According to the media outlet, Ryan said she feared for her personal safety at times because she is approached in public and complained that the White House should fund her bodyguards.

[...]

She added:
There is a concern now. I mean, I've had death threats, I've had craziness, so I have a real concern. An honest, real concern.... Do I have a bodyguard? Yes, I do. Am I paying for it? Yes, I am. And, I think [Sanders] should have to pay for it, especially if she's stirring it up with her boss [Trump].... I did not sign up for this. I was just doing a job.
Sound familiar? Isn’t this exactly what Democrat Rep. Maxine Waters explicitly ordered liberals to do to Republicans? The media didn’t care about public harassment then, as long as it wasn’t happening to them. In fact, many journalists went on television and defended the abuse of Trump Administration officials and Republican party members. But suddenly it’s a different story when the shoe is on the other foot.

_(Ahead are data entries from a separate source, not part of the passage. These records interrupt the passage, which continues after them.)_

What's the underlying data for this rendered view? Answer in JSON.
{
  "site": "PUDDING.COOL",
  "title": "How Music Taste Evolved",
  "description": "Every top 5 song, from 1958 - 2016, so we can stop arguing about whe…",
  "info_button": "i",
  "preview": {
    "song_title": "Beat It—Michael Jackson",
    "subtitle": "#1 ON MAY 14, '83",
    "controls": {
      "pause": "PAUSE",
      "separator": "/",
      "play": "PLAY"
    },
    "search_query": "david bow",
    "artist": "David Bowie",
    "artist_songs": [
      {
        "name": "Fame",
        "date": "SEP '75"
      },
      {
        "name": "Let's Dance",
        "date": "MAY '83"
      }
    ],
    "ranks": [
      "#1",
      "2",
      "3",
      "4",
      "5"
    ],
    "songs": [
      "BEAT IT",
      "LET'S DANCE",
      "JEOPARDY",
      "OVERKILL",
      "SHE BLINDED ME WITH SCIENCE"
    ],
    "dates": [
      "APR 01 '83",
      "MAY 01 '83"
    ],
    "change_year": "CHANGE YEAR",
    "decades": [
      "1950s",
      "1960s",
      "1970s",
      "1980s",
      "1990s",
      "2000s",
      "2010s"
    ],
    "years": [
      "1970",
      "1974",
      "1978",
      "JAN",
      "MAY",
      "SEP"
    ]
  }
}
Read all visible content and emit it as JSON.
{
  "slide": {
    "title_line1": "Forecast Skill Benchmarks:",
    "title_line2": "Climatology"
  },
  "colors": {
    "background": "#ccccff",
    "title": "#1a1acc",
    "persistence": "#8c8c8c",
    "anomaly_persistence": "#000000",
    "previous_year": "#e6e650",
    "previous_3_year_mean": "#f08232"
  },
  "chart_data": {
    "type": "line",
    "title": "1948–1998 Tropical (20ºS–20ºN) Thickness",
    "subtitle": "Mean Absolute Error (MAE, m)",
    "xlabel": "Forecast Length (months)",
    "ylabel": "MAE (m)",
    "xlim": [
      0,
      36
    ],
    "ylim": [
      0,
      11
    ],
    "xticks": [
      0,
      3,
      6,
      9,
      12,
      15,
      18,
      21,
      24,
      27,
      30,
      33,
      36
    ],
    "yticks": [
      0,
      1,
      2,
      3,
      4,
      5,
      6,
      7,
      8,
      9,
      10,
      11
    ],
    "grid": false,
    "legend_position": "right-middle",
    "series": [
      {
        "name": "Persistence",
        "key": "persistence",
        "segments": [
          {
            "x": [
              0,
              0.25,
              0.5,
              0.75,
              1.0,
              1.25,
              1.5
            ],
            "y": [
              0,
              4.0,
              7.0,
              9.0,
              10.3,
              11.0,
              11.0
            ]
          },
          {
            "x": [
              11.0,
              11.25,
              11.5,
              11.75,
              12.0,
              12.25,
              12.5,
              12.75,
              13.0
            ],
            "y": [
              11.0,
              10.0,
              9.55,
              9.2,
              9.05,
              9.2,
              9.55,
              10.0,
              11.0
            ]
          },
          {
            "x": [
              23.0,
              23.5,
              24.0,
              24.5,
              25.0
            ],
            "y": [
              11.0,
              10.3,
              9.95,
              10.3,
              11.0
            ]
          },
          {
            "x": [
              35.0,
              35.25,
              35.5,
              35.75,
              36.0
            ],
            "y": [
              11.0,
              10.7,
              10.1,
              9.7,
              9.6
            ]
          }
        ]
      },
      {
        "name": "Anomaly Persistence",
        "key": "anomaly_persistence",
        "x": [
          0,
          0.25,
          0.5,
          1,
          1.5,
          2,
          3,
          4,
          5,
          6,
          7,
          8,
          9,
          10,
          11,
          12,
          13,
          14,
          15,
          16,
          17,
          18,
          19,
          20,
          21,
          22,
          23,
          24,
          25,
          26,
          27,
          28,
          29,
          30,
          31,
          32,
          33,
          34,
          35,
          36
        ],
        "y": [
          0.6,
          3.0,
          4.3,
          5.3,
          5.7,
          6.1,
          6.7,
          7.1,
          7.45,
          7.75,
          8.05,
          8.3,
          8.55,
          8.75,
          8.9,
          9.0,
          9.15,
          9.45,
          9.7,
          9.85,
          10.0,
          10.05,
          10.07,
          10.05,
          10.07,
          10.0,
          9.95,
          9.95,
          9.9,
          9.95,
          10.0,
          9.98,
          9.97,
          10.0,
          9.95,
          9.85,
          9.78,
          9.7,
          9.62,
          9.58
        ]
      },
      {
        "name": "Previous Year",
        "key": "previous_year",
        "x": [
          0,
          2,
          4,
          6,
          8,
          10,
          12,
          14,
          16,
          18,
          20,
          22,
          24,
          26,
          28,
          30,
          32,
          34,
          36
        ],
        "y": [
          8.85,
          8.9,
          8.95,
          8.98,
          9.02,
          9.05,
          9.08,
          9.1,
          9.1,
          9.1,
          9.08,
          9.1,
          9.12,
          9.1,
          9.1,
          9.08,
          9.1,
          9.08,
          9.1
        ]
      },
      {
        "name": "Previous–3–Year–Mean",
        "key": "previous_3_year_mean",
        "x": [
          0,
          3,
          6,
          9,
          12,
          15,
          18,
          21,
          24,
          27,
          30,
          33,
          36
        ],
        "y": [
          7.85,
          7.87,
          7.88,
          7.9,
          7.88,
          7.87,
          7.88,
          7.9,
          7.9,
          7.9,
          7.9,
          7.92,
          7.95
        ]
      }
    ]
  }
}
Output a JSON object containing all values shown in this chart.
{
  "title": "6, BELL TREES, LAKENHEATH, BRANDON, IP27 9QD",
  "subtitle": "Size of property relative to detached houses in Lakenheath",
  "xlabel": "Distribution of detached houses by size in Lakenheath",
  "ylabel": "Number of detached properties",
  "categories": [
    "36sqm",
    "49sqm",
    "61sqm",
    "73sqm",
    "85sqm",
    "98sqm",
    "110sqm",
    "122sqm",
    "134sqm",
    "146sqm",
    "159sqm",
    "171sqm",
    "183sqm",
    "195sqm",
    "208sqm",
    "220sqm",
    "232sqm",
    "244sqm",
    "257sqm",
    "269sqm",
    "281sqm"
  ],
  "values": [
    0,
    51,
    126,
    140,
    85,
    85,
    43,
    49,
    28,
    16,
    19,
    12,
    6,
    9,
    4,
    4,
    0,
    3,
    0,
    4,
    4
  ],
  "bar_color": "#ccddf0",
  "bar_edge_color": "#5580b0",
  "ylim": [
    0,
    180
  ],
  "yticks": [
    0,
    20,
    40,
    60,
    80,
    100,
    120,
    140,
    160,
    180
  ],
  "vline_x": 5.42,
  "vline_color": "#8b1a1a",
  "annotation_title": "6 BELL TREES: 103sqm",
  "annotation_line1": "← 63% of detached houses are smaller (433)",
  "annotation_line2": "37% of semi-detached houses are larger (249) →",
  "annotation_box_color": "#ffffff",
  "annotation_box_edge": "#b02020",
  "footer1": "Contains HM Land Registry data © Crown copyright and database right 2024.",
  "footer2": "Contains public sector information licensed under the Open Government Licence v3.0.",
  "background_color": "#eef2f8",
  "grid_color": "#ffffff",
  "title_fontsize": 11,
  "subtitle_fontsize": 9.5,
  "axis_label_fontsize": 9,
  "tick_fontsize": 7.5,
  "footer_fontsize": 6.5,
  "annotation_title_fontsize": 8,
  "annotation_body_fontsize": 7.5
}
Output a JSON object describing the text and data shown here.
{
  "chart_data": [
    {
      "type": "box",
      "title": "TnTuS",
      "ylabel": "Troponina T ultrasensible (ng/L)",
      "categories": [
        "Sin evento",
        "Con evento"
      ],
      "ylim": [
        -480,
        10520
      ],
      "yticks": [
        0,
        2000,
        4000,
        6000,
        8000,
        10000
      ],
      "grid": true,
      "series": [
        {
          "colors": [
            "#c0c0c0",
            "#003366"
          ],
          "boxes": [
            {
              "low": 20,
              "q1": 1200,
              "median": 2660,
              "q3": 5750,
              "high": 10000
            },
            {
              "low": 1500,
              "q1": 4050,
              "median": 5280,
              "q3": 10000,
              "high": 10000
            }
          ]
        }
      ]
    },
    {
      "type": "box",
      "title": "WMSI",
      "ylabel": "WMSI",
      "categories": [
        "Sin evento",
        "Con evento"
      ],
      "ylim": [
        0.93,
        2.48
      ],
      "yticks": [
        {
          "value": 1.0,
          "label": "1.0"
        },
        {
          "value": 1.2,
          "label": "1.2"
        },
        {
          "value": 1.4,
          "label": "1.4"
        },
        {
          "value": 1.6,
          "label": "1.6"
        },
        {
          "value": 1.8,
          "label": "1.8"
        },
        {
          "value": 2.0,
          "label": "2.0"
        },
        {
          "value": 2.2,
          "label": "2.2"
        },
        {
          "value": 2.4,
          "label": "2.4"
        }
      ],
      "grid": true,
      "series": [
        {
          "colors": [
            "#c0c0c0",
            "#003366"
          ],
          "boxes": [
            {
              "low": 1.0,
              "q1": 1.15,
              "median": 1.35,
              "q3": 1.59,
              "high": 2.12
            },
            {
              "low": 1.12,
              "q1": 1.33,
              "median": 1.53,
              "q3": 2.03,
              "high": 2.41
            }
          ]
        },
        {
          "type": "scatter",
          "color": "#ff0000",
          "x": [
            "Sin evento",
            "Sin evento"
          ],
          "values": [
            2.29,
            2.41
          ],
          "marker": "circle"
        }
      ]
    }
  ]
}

So Ryan should feel threatened because some people in the White House feel threatened? Talk about utter hatred for -- and the desire for vengeance against -- journalists doing their jobs.

'Self-centered' for journalists to care about safety
When CNN anchor Don Lemon took to the air in January to point out actual death threats called into the network and blamed the anti-media environment encouraged by President Trump (and, truth be told, by the MRC), Randy Hall denounced Lemon for engaging in "a pathetic act of self-sanctimonious behavior," then retorted to political analyst Brian Karem after making a similar observation: "Wait, so Brian, would that mean that you'd agree that James Hodgkinson was inspired by Rachel Maddow and Bernie Sanders to try and murder Republican congressmen in June at a Virginia baseball field?"

Of course, if Hall could show any evidence that Maddow or Sanders ever called Scalise an "enemy of the people," let alone criticized him personally in any form whatsoever, he might have a point.

Curtis Houck -- who's currently leading the MRC's war on Acosta and gets a tingle up his leg every time Acosta is heckled while covering a Trump rally -- demonstrated his callousness toward the humanity of journalists who don't work for Fox News in an Aug. 1 post about a discussion between Tur and director Rob Reiner about the current hostile environment for journalists in the Trump era. Here's how Houck utterly mocked their concerns in the first paragraph of his post, headlined "Self-Centered Lefties: Katy Tur, Rob Reiner Showcase Why People Hate Hollywood, the Media":

In roughly eight minutes Wednesday afternoon, MSNBC Live host Katy Tur and far-left liberal actor Rob Reiner were able to showcase why the embarrassingly smug behavior of Hollywood and the liberal media has continued to lose them supporters despite their deranged attempts to play the victim card.

That's right: According to Houck, it's apparently "self-centered" and playing "the victim card" for a journalist to be concerned about one's safety. (So, um, Curt, what exactly is a "far-left liberal"? Is that oppose to a far-right liberal?)

Houck sneered that Tur was hosting a "pity party" for journalists -- even though crowds at pro-Trump rallies she covered turned so hostile against her that she needed Secret Service protection to leave arenas -- and complained that she showed a "video of CNN’s Jim Acosta being heckled at a Tuesday night Trump rally" (which, again, Houck is totally down with).In Houck's warped right-wing view, Tur "ranted" and "howed how out of touch she is with the American populace when she seemed exasperated at the notion that, three years after Trump began his candidacy, droves of people still believe that “the media” and Hollywood don’t “represent regular people.” And an MRC post referencing Reiner wouldn't be complete without derisively calling him "Meathead," demonstrating Houck's inability (and that of the MRC as a whole) to separate the actor from a role he hasn't played in 40 years.